In my generation, Bruce Petty and Michael Leunig have seized that mantle and have been the voice of humanity and common-sense moderation at a time when political life was frequently brutal, ugly and lacking in human values.
As I am a resident of Canberra, Geoff Pryor, between 1978 and 2008, and subsequently David Pope, not infrequently set the mood of my mornings through their cartoons published in The Canberra Times.
Like their illustrious predecessors, their output is prodigious, their insights barbed and pointed, and their cursive lines fluent and marvellously expressive.
The exhibition at the National Library is drawn from their modest holding of 14,000 cartoons. I say "modest" compared with the vast holdings of the Library of Congress, The Getty or the British Museum, but adequate from which to select a survey exhibition of cartoons in and about Australia, curated by Guy Hansen.
The show ranges from the events associated with 1788 and goes through to the present.
I don't think that it is just me, but the show is not particularly funny, and for the hour that I spent in the exhibition I cannot recall a single person laughing. Perhaps it was an off day during an election campaign in Canberra, but what attracted me was the lucidity, focus, incisiveness and irony in this selection of 200 years of Australian cartoons.

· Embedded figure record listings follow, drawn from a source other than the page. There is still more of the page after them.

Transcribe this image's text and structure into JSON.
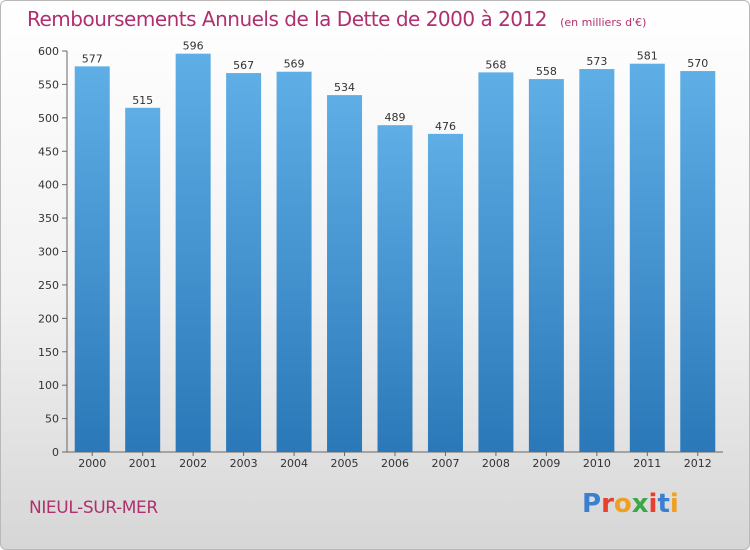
{
  "header": {
    "title": "Remboursements Annuels de la Dette de 2000 à 2012",
    "unit": "(en milliers d'€)"
  },
  "footer": {
    "commune": "NIEUL-SUR-MER",
    "logo_text": "Proxiti",
    "logo_colors": [
      "#3a7fd0",
      "#e8402f",
      "#f0a020",
      "#3aa845",
      "#e8402f",
      "#3a7fd0",
      "#f0a020"
    ]
  },
  "chart_data": {
    "type": "bar",
    "categories": [
      "2000",
      "2001",
      "2002",
      "2003",
      "2004",
      "2005",
      "2006",
      "2007",
      "2008",
      "2009",
      "2010",
      "2011",
      "2012"
    ],
    "values": [
      577,
      515,
      596,
      567,
      569,
      534,
      489,
      476,
      568,
      558,
      573,
      581,
      570
    ],
    "data_labels": [
      "577",
      "515",
      "596",
      "567",
      "569",
      "534",
      "489",
      "476",
      "568",
      "558",
      "573",
      "581",
      "570"
    ],
    "yticks": [
      "0",
      "50",
      "100",
      "150",
      "200",
      "250",
      "300",
      "350",
      "400",
      "450",
      "500",
      "550",
      "600"
    ],
    "ylim": [
      0,
      600
    ],
    "grid": false,
    "bar_color_top": "#5faee6",
    "bar_color_bottom": "#2b78b8"
  }
}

Georgian humour and the gift for satire, which found such a brilliant culmination in the caricatures of Thomas Rowlandson and James Gillray, surrounded the efforts to establish a penal colony in New South Wales. Well-known gems such as Robert Sayer's Black-eyed Sue and Sweet Poll of Plymouth taking leave of their lovers who are going to Botany Bay (1792) dribble with sentiment and heavy-handed symbolism. \
The buxom wenches are consoled through swigging "blue ruin" as their lovers in shackles are ordered to board a convict ship. Gallows with a dangling victim in the background point to the alternative to Botany Bay.
Phil May was imported from England by The Bulletin in December 1885, at their cost, with an offer of an unprecedented salary of £20 a week. As a democratic Englishman, together with many of his English colleagues, May was anti-monarchist, as well as openly racist and anti-Semitic.
The Chinese question touched on many issues, as May shows in his The Mongolian octopus - His grip on Australia, from the 1886 Bulletin, its tentacles include immorality, Fan-Tan (Chinese gambling game), Pak Ah-pu (Chinese gambling lottery), cheap labour, customs, robbery, opium, bribery and disease. By 1888 the anti-Chinese sentiment in Australia approached hysteria, when Britain insisted that Chinese from Hong Kong had to be given right of entry as British subjects.
As one moves through the exhibition, many of the masters of Australian caricature are encountered, including S.T. Gill, Will Dyson, Ruby Lind, David Low, Stan Cross, Martin Sharp, Bruce Petty, Alan Moir, Leunig, Ron Tandberg, Pryor, Judy Horacek and David Pope.
Not all of the cartoons on display may make you laugh, but most will make you think and surely this is not such a bad thing.